Trends varied at a regional level. Among the 7 export regions, there were significant increases in value for Tuscany (+28.7% on January-March 2020) and positive results for Veneto (+6.2%), Piedmont (+11.5%) and Puglia (+2.5%). On the other hand, Marche (-11.7% overall, with Fermo and Ascoli in negative territory once again, with -16.5% and -22.7% respectively and a timid +4.5% for Macerata) and Emilia Romagna (-32.1%, with a logistics-linked collapse in Piacenza’s flows, -80%, and no change for Forlì-Cesena, +0.5%) experienced new falls. Lombardy (-0.7%) is essentially stable. However, with the sole exception of Piedmont, all regions are below 2019 pre-Covid export levels. In the league table for provinces, there was a giant leap forward for Florence (+44%, with a +16% increase compared even with the first quarter of 2019), which sits comfortably in the top spot (with an 18.2% share of the national total). In assessing these figures we do, however, have to consider distortions resulting from situations where there are discrepancies between the manufacturing province/region and the place where export goods are actually dispatched from. This explains the strong recent growth (thanks to new logistics sites, that are often linked to online sales or storage facilities for luxury brand multinationals) in exports from areas that do not have a deep tradition in footwear manufacturing; as well as the sudden slumps.

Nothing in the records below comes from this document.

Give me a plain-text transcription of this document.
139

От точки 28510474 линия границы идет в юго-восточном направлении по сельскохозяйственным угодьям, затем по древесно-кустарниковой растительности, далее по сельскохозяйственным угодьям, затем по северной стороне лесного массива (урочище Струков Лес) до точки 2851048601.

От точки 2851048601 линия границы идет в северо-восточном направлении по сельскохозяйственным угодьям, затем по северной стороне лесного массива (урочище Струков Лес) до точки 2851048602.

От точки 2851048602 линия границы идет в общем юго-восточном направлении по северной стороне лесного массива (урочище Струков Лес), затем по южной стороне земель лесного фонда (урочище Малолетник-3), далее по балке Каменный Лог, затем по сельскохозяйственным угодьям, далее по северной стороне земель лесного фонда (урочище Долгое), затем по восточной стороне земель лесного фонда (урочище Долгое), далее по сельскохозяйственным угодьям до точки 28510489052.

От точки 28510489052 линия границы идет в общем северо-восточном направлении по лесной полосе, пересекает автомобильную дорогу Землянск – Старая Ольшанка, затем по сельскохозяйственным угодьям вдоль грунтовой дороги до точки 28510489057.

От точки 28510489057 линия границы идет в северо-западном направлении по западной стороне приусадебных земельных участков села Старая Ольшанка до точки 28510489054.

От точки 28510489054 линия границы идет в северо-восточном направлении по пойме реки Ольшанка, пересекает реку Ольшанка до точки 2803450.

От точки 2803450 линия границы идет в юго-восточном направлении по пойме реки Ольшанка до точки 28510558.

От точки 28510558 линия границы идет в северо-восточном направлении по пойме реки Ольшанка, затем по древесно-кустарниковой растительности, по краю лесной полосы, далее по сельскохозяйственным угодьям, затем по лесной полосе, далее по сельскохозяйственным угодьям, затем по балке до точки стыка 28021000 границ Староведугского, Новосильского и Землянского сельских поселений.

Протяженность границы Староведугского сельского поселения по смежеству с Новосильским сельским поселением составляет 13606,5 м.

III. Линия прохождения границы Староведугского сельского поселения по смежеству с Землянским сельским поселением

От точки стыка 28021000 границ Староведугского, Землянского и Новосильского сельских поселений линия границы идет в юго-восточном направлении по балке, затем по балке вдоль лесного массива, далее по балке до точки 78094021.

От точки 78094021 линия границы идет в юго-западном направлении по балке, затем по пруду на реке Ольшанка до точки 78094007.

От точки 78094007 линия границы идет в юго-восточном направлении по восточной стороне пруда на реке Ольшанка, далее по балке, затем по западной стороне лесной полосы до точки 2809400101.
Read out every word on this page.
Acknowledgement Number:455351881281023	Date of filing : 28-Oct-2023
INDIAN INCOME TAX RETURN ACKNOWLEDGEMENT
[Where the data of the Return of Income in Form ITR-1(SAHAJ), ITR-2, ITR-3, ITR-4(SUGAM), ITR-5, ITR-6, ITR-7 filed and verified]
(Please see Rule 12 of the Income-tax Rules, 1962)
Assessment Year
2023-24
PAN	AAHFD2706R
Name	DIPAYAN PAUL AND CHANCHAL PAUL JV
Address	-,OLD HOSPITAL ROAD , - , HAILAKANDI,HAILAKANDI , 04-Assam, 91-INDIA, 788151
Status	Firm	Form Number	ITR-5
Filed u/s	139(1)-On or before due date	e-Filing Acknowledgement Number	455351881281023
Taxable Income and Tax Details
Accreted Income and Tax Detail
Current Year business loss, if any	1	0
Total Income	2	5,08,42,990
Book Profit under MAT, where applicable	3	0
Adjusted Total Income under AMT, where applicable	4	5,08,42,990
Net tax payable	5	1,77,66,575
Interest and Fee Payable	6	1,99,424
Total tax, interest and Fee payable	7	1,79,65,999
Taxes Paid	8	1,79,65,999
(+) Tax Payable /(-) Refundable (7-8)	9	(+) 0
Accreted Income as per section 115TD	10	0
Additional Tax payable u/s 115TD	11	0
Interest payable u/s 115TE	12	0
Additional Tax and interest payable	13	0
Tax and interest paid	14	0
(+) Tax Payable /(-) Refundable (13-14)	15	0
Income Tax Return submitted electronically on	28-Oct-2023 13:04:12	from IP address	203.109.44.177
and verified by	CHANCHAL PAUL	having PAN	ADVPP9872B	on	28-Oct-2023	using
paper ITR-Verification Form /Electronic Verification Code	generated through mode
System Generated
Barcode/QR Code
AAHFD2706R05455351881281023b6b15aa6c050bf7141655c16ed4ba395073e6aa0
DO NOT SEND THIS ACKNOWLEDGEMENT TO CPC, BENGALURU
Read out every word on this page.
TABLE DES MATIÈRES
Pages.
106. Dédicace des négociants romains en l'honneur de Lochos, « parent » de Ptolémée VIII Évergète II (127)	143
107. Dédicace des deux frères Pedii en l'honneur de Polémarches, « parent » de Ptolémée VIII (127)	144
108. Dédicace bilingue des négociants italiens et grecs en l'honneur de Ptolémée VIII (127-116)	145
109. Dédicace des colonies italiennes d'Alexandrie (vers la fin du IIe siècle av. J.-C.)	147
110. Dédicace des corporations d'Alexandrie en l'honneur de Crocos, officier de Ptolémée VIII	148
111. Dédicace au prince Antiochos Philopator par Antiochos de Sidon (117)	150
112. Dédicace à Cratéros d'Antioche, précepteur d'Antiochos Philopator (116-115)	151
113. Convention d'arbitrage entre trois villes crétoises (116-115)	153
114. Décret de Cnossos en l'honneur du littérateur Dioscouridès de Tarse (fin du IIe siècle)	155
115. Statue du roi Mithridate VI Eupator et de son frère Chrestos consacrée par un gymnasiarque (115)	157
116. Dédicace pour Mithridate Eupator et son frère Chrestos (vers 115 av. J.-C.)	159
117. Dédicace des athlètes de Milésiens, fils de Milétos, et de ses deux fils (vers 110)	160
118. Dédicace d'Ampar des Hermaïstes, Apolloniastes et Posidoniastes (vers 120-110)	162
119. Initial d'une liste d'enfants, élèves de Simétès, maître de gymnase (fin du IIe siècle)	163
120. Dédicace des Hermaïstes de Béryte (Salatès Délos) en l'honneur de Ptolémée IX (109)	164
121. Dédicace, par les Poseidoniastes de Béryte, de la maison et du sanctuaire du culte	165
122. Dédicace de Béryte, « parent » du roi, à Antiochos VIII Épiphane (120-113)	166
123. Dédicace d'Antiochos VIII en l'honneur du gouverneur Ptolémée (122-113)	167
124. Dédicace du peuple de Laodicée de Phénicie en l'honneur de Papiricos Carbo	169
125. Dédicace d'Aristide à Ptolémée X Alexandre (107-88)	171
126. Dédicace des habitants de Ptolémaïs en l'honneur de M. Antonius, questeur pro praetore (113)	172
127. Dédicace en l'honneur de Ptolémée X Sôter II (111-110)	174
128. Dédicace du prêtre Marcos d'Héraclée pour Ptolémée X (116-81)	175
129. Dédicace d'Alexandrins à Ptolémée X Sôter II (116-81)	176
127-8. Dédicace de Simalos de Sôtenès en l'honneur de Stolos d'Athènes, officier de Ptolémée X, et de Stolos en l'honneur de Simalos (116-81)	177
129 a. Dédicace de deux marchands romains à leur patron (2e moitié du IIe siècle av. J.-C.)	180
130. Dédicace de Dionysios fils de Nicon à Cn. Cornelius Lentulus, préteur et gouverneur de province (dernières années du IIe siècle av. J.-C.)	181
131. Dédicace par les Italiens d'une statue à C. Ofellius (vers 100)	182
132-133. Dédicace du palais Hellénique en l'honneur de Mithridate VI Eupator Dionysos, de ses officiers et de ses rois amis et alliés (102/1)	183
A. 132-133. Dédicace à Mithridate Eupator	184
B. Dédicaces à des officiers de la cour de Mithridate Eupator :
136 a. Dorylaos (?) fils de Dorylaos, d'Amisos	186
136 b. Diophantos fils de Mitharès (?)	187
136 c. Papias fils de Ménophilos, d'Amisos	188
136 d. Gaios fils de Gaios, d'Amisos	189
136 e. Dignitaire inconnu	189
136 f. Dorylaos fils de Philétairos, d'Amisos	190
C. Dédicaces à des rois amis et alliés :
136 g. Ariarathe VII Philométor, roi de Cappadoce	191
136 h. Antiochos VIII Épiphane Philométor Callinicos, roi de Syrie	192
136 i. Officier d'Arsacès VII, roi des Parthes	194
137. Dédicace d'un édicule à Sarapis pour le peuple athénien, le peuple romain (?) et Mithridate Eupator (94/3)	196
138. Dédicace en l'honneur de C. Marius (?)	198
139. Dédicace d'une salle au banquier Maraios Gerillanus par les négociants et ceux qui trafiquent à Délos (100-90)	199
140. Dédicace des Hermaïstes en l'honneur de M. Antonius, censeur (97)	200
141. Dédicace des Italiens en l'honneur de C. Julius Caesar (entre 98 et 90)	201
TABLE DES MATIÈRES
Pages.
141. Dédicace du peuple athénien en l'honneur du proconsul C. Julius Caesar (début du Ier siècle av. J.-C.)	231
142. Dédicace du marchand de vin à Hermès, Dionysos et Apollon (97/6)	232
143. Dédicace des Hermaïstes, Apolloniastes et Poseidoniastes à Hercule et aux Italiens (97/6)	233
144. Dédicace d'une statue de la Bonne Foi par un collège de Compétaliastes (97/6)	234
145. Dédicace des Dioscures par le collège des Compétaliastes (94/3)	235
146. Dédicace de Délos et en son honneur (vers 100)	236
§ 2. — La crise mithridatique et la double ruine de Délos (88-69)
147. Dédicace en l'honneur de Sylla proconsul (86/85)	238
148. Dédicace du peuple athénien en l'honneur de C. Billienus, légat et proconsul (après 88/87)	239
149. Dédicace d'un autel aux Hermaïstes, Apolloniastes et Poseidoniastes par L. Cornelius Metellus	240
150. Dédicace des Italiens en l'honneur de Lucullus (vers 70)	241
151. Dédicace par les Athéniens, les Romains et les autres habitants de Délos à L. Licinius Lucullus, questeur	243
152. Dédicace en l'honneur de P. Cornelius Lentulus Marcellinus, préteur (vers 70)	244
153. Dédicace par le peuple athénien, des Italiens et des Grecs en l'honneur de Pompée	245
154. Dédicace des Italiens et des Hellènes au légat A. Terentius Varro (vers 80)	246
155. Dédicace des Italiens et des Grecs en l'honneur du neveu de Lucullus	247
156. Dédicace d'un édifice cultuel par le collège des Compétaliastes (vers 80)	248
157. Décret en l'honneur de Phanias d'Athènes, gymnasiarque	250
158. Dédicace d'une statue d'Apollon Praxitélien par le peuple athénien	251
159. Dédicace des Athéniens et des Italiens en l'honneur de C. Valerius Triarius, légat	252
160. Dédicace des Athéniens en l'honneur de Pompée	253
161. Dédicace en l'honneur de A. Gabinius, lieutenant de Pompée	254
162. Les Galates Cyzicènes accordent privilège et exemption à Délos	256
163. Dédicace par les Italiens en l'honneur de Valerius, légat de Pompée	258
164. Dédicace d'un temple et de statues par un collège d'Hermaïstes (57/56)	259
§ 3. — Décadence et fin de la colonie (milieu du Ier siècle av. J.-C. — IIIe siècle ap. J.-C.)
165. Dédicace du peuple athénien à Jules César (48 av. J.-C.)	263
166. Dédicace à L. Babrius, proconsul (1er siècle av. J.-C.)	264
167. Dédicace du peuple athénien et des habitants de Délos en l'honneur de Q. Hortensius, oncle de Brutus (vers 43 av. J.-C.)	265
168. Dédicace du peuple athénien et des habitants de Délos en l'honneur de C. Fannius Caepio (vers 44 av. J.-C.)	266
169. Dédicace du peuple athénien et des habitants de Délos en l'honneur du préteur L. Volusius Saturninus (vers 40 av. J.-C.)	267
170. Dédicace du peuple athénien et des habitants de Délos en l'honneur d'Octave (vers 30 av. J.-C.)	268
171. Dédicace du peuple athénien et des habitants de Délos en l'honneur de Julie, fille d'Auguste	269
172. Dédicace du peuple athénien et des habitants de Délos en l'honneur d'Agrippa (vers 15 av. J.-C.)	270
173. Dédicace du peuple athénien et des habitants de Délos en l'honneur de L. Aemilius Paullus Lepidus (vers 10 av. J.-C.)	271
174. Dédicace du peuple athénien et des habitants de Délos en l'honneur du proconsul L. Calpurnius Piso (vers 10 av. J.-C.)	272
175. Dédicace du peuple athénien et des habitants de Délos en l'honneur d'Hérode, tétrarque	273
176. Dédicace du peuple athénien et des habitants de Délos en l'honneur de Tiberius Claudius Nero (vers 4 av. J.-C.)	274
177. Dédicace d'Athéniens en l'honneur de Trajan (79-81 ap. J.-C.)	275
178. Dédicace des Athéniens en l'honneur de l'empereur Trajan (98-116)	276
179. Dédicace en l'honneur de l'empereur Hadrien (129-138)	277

Finally, in terms of company demographics, at the end of March, there were 4,097 active footwear manufacturers in Italy, across both industrial and craft sectors (55 less than in December 2020, which corresponds to -1.3%) and a workforce of 71,644 (-238 or 0.3% less). When component manufacturers are taken into account, the fall compared to the final balance for 2020 is even more marked: -123 enterprises and -587 employees. These figures do raise some concern for the stability of employment in the coming months, especially when the ban on dismissals is lifted. The wage support hours (CIG) authorised by INPS in the first four months of the year for companies in the Leather Supply Chain remain exceptionally high – 24 million – despite being – 6.8% down on the same period last year. To put this in context, in the same period two years ago, prior to the outbreak of the pandemic, there had been 2.8 million authorised hours, while 10.3 million hours were authorised in 2010, at the height of the global economic crisis. Campania (+53%), Emilia Romagna (+28.5%) and Umbria (+92%) are the regions with the biggest increases compared to 2020. Tuscany (-2.2%) in the region with the highest number of hours authorised in the quarter (6.1 million), followed by Campania (5.1 million) and Marche (3.7 million hours).